Erdogan a prononcé un discours, jeudi, lors d'un programme organisé au palais présidentiel à Ankara à l'occasion de la Journée internationale de la femme.
Il a rendu un hommage appuyé à toutes les femmes avant d'exprimer la grande sensibilité qui l'anime en ce qui concerne les droits des femmes, "Je ne sais pas si un autre président de la République en Turquie a fait autant que moi pour les droits des femmes" s’est-il interrogé.
"Nous n'avons fait aucune différence pour les nombreuses femmes et enfants syriens réfugiés chez nous depuis 7 ans maintenant" a-t-il rappelé avant de souhaiter patience et courage aux femmes opprimées à travers le monde.
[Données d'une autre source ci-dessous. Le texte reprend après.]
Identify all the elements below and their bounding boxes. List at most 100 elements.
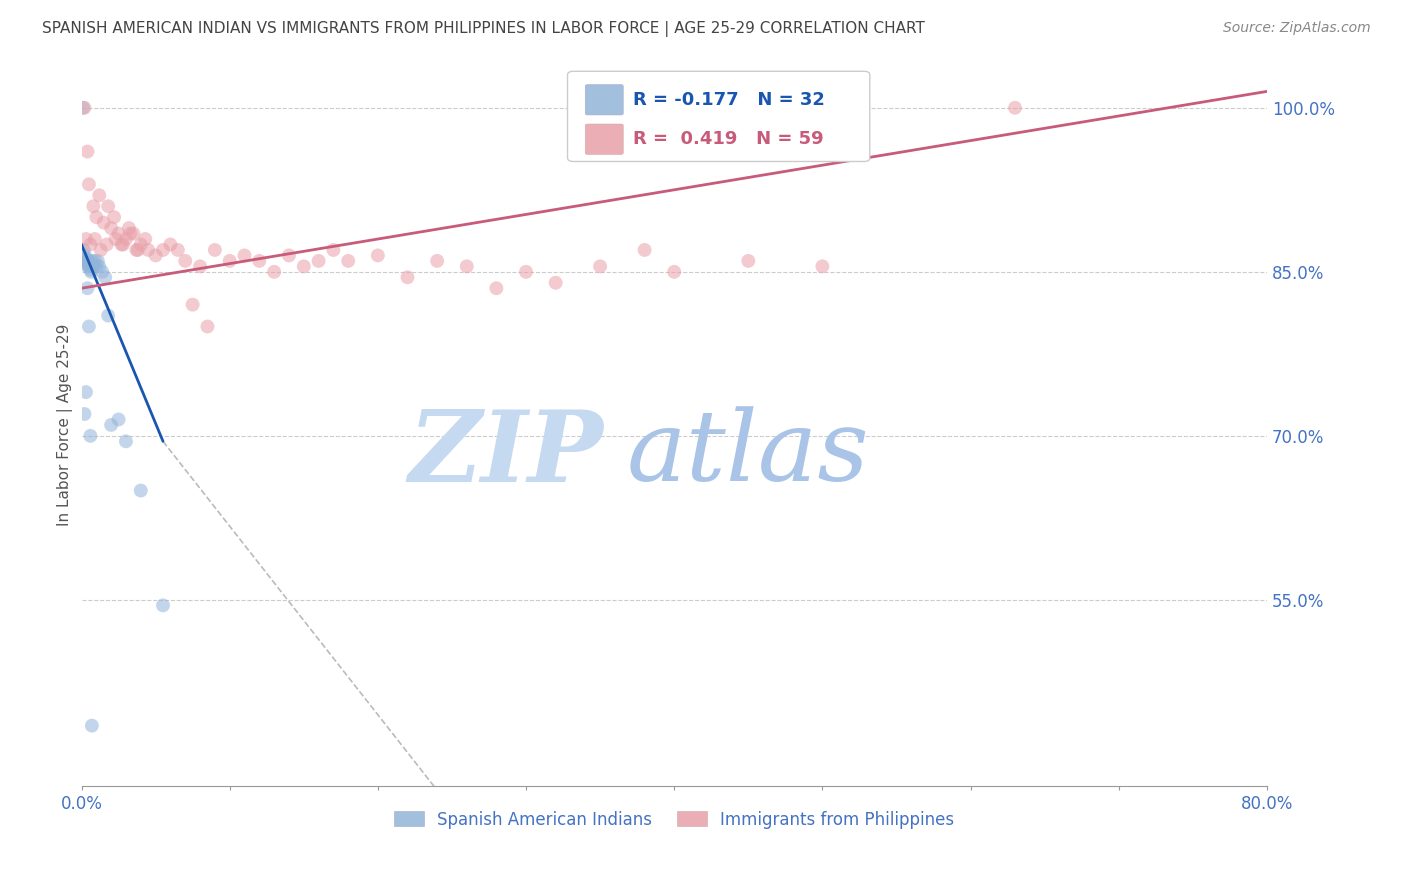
Point — [89, 260, 111, 274]
Point — [77, 178, 100, 192]
Point — [73, 243, 96, 257]
Point — [1004, 101, 1026, 115]
Point — [129, 237, 152, 252]
Point — [79, 429, 101, 443]
Point — [589, 260, 612, 274]
Point — [515, 265, 537, 279]
Point — [664, 265, 686, 279]
Point — [91, 265, 114, 279]
Text: R =  0.419   N = 59: R = 0.419 N = 59 — [633, 130, 824, 148]
Point — [75, 253, 97, 268]
Point — [107, 412, 129, 426]
Point — [77, 319, 100, 334]
Point — [152, 599, 174, 613]
Point — [83, 253, 105, 268]
Point — [456, 260, 478, 274]
Point — [125, 243, 148, 257]
Point — [118, 221, 141, 235]
Point — [107, 227, 129, 241]
Point — [337, 253, 360, 268]
Point — [111, 237, 134, 252]
Point — [80, 719, 103, 733]
Text: Source: ZipAtlas.com: Source: ZipAtlas.com — [1223, 21, 1371, 35]
Point — [308, 253, 330, 268]
Point — [152, 243, 174, 257]
Text: ZIP: ZIP — [408, 406, 603, 502]
Text: atlas: atlas — [627, 406, 869, 501]
Point — [76, 145, 98, 159]
Point — [100, 221, 122, 235]
Point — [86, 210, 108, 224]
Point — [76, 281, 98, 295]
Point — [72, 101, 94, 115]
Point — [166, 243, 188, 257]
Point — [79, 262, 101, 277]
Point — [82, 260, 104, 274]
Point — [120, 227, 142, 241]
Point — [76, 260, 98, 274]
Point — [633, 243, 655, 257]
Point — [122, 227, 145, 241]
Point — [80, 253, 103, 268]
Point — [159, 237, 181, 252]
Point — [75, 256, 97, 270]
Point — [322, 243, 344, 257]
Point — [76, 252, 98, 266]
Point — [181, 298, 204, 312]
Point — [103, 210, 125, 224]
Point — [94, 270, 117, 285]
Point — [73, 248, 96, 262]
Point — [86, 260, 108, 274]
Point — [110, 237, 132, 252]
Point — [75, 232, 97, 246]
Point — [174, 253, 197, 268]
Y-axis label: In Labor Force | Age 25-29: In Labor Force | Age 25-29 — [58, 324, 73, 526]
Point — [188, 260, 211, 274]
Point — [115, 232, 138, 246]
Point — [426, 253, 449, 268]
Point — [233, 248, 256, 262]
Point — [82, 199, 104, 213]
Point — [93, 216, 115, 230]
Point — [115, 434, 138, 449]
Point — [87, 253, 110, 268]
Text: SPANISH AMERICAN INDIAN VS IMMIGRANTS FROM PHILIPPINES IN LABOR FORCE | AGE 25-2: SPANISH AMERICAN INDIAN VS IMMIGRANTS FR… — [42, 21, 925, 37]
Point — [247, 253, 270, 268]
Point — [367, 248, 389, 262]
Point — [136, 243, 159, 257]
Point — [77, 260, 100, 274]
Point — [73, 101, 96, 115]
Point — [145, 248, 167, 262]
Point — [79, 256, 101, 270]
Point — [97, 309, 120, 323]
FancyBboxPatch shape — [585, 124, 623, 154]
Point — [73, 407, 96, 421]
Point — [83, 232, 105, 246]
Point — [485, 281, 508, 295]
FancyBboxPatch shape — [585, 85, 623, 115]
Point — [96, 237, 118, 252]
FancyBboxPatch shape — [568, 71, 870, 161]
Legend: Spanish American Indians, Immigrants from Philippines: Spanish American Indians, Immigrants fro… — [387, 804, 962, 835]
Point — [79, 237, 101, 252]
Point — [134, 232, 156, 246]
Point — [396, 270, 419, 285]
Point — [89, 188, 111, 202]
Point — [90, 243, 112, 257]
Point — [544, 276, 567, 290]
Point — [104, 232, 127, 246]
Point — [737, 253, 759, 268]
Point — [127, 243, 149, 257]
Point — [129, 483, 152, 498]
Point — [292, 260, 315, 274]
Point — [77, 253, 100, 268]
Point — [80, 265, 103, 279]
Point — [197, 319, 219, 334]
Point — [278, 248, 301, 262]
Point — [218, 253, 240, 268]
Point — [75, 385, 97, 400]
Point — [100, 417, 122, 432]
Point — [263, 265, 285, 279]
Text: R = -0.177   N = 32: R = -0.177 N = 32 — [633, 91, 824, 109]
Point — [97, 199, 120, 213]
Le président turc avait été critiqué par le passé, lorsqu'il avait demandé aux femmes d'avoir au moins trois enfants.
Rappelant cela, il a qualifié d'ennemis de la nation les auteurs de ces critiques, insistant sur le fait qu'une nation est forte à travers sa population jeune et dynamique.
"Par moments, lorsque nous mettons l'accent sur le rôle de mère des femmes, je sais que cela dérange certains. Pourtant, c'est l'un des plus grands privilèges accordés par Allah à la femme" a-t-il renchéri.
Le leader turc a vertement critiqué le discours tenu sur les femmes par des prétendus savants de l'islam, les qualifiant "d'un autre âge", et mettant en exergue l'inaptitude de ces derniers "au point de ne pas savoir qu'une actualisation de l'Islam était nécessaire".
Il a notamment appelé le "Diyanet", l'institution étatique chargée du culte en Turquie, à assurer pleinement ses responsabilités pour ne pas laisser le champ libre à ce genre de personnage.
Le chef de l'Etat turc a annoncé la neutralisation de 3 089 terroristes depuis le lancement, le 20 janvier, de l'opération "Rameau d'olivier" dans l'objectif de libérer la région d'Afrin dans le Nord-ouest de la Syrie de l'emprise des organisations terroristes.
Il a notamment fustigé les Etats-Unis, se demandant pour quel motif autant d'armes étaient acheminées par ces derniers dans le Nord de la Syrie.
"Un pays a installé 20 bases dans le Nord de la Syrie. Que fait-il là ? Il y entrepose 5 000 camions d'armes et de munitions. Contre qui ? Il dit en avoir fini avec Daech. Si Daech a été éradiqué, alors que font ces armes ici, pourquoi? Les a-t-il amenés pour [les utiliser contre] nous?" a-t-il martelé.